Monthly Archives: December 2012

How to tell you’re a nerd: Method 232 (or flame-related miracles, messiahs, and a gift-giving home invader)


You’ve decided that the best way to celebrate the holiday season in all it’s forms is to give yourself the gift of a regrown, luxurious beard…

In an alternate universe: Event 18 (or “Hey, kid… read the fine print.”)


In an alternate universe, the much-beloved story, Yes, Virginia, There Is a Santa Claus, which was Francis P. Church’s response to a girl’s 1897 query to the The New York Sun concerning the existence of Santa Claus, did not gain popularity as a Christmas classic.  This was caused by the much darker tone in Church’s alternate universe response, which was titled, Hey, Virginia, Just Who The Hell Have You Been Talking to, Young Lady?

How to tell you’re a nerd: Method 231 (or “The Sleeper Has Awakened!”)


As it is the holiday season once again, you have begun making references to the alternate universe Christmas figure you created last year, who lives in Antarctica,  known as Guraknok the Christmas Golem, in the presence of various people around you (though only to your friends, rather than your new work colleagues).  You are also considering the creation of a Guraknok costume for Halloween 2013.

How to tell you’re a nerd: Method 230 (or musical “nesting dolls” of the mind…)


While on your lunch break at work, you come to a startling realization.  You not only have one song in your head, but several at the same time.  These multiple tunes, competing for musical dominance, have blended into a single amalgamated “mega song” consisting of the following source material:

Rush’s Fly By Night; the original Mario Bros. video game theme; Stuck in the Middle With You by Gerry Rafferty (Stealers Wheel); and Led Zeppelin’s No Quarter.

How to tell you’re a nerd: Method 229 (or Those are fighting words, sai.)


During a long phone conversation with an old friend, who often takes the opposing view to yours in a discussion, you find yourself defending the legitimacy of Skyfall as a Bond film, in which you go so far as to list reasons why it is perhaps one of the best Bond films, the talks break down when you make the mistake of mentioning the now-defunct Stephen King Dark Tower film adaptation.  The impetus of the Dark Tower entering the conversation was your reaction to seeing two actors working side-by-side who were rumored to be considered for the role of Roland Deschain, The Gunslinger, at various times.

The final insult was when he refused to believe you (as he will not read the series, though you have and love each book) as to why Javier Bardem’s Spanish accent doesn’t fit the role of Deschain (the content of Wizard and Glass serving as that reason, in your opinion), and he kept calling the series’ protagonist by a long list of incorrect names just to annoy you even though you had said “The Gunslinger” at least six times.

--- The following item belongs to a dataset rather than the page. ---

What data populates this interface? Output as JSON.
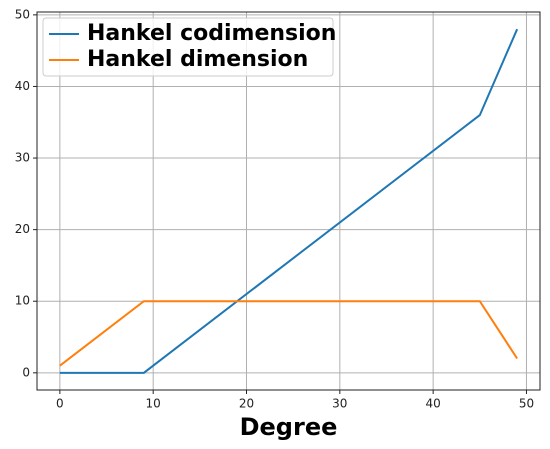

It was a then that you realized that you react the same way to people making negative comments about The Dark Tower series, when they haven’t even read any of the books, as Marty McFly reacts to being called a chicken in the Back to the Future films

How to tell you’re a nerd: Method 228 (or mental trains of thought and articulate conductors)


While watching the film Lincoln a few weeks ago, you relished the many anecdotes that Daniel Day-Lewis tells during several scenes, and have to resist the urge to turn to the people you were seeing the film with and say the following:

“You see… that’s what I’m going for when I tell ‘random’ stories! Witness the art of well-told anecdotes!  I am humbled and shall strive to improve my technique, this I declare, lest it be said that I have forgotten the face of my father.”

How to tell you’re a nerd: Method 227 (or “A science fantasy franchise is sold to a company founded by a crogenically frozen cartoonist…”)


Upon discovering that George Lucas sold the rights to the Star Wars franchise to the Walt Disney Co., to “ensure” the future of the franchise, as Lucas looks toward retirement, you have the following response:

“Well, this might lead to interesting improvements because as far as I’m concerned, the worst thing to happen to the legacy of Star Wars was George Lucas, himself.”